We are seeking Elk’s communications as they relate to his allegations against our members, including allegations related directly to Smith’s reporting (a New York Times column that ran in Dec. 2020). Elk cannot ask for justice and also seek to deny it to those who he accuses by refusing to provide the relevant requested information. Despite Smith’s innuendo, we have not and will not serve discovery requests on The New York Times, or any reporter, for this information.
We have an obligation to vigorously defend our members in the workplace and in the courtroom and we will continue to do so. While this lawsuit has been an unfortunate distraction and has taken resources from our members, we will continue to organize thousands of workers into our union and support campaigns that increase our members’ wages, improve benefits, and safeguard a craft that has been under attack for years.
After sexual harassment allegations were raised in Pittsburgh, our members and leaders took several steps to improve our culture and fight harassment in every form in our union.

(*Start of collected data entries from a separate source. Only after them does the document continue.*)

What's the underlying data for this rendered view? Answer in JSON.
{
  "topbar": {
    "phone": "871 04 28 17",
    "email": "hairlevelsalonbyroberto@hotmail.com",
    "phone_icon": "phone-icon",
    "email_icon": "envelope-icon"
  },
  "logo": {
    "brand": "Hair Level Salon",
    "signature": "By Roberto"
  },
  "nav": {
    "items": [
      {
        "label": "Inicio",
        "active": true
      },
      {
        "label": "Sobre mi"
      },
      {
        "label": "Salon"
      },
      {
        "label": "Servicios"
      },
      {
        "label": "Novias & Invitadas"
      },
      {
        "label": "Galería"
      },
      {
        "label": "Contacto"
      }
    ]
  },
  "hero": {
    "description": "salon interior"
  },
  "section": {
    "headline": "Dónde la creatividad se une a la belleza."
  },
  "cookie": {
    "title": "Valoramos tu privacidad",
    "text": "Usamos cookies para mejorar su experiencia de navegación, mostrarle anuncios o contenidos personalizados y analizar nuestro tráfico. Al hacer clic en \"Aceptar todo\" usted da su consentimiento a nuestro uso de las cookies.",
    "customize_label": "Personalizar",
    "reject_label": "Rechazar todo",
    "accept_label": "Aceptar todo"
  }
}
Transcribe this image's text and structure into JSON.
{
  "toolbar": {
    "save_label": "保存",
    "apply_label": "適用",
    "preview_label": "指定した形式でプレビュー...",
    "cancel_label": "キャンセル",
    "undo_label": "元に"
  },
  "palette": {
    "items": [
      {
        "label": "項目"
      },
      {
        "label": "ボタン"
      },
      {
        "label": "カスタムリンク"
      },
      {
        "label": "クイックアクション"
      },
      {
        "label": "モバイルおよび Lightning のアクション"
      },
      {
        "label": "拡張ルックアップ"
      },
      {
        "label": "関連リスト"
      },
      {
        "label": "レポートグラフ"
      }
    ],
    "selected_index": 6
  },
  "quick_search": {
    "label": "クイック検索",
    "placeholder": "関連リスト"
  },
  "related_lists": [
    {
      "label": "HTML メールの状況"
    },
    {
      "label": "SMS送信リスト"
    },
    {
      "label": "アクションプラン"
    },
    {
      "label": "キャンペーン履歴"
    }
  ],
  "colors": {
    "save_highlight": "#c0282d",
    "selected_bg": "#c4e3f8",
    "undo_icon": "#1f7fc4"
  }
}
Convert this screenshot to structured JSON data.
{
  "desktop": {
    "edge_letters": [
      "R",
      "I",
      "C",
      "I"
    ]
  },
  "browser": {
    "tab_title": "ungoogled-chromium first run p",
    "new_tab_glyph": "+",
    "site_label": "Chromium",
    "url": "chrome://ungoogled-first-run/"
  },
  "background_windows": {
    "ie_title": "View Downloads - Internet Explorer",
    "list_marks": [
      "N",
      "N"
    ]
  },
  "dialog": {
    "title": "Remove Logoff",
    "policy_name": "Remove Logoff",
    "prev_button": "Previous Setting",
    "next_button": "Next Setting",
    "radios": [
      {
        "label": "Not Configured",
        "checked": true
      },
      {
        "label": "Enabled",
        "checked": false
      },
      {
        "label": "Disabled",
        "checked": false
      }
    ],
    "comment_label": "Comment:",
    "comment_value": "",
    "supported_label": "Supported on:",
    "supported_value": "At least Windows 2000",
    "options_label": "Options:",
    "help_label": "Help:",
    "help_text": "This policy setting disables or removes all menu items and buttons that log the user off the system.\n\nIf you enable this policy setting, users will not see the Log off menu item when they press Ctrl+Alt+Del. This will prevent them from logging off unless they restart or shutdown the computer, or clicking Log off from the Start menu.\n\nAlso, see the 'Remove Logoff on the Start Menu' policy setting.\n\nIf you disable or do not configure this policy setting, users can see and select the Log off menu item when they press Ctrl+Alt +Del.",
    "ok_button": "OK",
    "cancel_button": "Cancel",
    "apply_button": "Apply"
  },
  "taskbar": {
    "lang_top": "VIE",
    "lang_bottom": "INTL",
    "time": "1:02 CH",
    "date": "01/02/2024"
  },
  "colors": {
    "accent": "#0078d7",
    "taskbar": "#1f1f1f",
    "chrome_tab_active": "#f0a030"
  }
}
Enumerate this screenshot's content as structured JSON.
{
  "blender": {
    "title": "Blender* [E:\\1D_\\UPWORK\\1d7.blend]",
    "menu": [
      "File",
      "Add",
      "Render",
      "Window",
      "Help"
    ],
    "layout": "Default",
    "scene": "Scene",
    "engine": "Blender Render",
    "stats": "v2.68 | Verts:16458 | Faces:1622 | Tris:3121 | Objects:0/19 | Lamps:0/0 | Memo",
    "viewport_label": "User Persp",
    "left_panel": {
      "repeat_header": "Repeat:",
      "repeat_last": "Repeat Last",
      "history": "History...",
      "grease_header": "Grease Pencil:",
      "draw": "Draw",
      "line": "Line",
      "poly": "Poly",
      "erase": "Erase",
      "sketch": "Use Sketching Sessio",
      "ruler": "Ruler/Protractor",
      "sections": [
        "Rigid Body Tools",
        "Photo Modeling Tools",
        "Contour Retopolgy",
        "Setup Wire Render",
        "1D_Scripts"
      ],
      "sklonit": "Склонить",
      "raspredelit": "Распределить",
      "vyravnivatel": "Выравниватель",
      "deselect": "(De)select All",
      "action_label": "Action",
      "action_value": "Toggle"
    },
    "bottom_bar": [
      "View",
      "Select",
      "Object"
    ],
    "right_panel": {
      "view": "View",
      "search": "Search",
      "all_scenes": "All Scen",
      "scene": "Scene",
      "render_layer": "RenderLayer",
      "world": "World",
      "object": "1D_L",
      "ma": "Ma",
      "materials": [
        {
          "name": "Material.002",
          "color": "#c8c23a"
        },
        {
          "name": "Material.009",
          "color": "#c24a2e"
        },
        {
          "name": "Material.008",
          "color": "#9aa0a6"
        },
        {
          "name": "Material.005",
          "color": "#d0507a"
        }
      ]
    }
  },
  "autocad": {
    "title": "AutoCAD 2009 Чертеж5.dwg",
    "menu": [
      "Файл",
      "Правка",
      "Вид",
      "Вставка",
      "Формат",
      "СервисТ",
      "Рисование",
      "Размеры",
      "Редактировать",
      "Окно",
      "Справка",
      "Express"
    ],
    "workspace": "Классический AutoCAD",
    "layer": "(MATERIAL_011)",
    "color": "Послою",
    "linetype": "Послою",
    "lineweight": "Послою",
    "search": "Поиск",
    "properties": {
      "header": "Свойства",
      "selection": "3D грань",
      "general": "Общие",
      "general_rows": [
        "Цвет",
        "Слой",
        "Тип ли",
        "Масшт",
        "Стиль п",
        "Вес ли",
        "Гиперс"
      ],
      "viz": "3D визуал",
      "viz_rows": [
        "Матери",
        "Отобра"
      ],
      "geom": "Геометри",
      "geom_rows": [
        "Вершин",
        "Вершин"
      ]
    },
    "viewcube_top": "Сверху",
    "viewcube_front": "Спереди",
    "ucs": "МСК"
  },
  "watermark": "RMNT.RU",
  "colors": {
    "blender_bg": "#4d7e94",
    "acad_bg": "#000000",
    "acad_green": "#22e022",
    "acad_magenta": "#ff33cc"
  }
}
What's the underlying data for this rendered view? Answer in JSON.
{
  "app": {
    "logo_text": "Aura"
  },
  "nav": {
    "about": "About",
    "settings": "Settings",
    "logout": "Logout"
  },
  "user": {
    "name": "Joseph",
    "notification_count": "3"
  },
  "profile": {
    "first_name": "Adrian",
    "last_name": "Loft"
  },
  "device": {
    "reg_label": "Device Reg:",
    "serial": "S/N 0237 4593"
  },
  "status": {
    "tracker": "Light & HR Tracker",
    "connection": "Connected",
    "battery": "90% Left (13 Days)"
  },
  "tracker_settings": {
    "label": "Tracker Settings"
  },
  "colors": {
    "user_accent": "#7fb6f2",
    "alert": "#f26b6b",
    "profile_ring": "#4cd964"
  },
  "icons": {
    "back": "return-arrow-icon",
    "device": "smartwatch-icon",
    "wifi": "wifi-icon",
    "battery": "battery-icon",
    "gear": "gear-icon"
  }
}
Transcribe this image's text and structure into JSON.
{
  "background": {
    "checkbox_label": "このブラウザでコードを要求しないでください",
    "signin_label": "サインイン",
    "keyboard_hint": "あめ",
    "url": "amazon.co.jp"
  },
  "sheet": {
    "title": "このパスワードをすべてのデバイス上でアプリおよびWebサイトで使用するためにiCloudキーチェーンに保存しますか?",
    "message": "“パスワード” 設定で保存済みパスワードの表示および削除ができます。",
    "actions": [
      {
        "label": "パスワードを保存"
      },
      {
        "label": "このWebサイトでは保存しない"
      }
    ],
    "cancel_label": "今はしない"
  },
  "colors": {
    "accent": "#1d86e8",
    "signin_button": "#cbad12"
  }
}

Pittsburgh members immediately asked for the local president’s resignation. He resigned from office and quit his job at the Post-Gazette. We then held town halls and one-on-one listening sessions with our members and crafted a path forward intended to prevent anything like this from happening again. We approved significantly stronger anti-sexual harassment procedures and policies, including a new complaint process for sexual harassment survivors and a new training program for members and leaders. All of this has been extensively covered and communicated on our website and in numerous messages to our membership.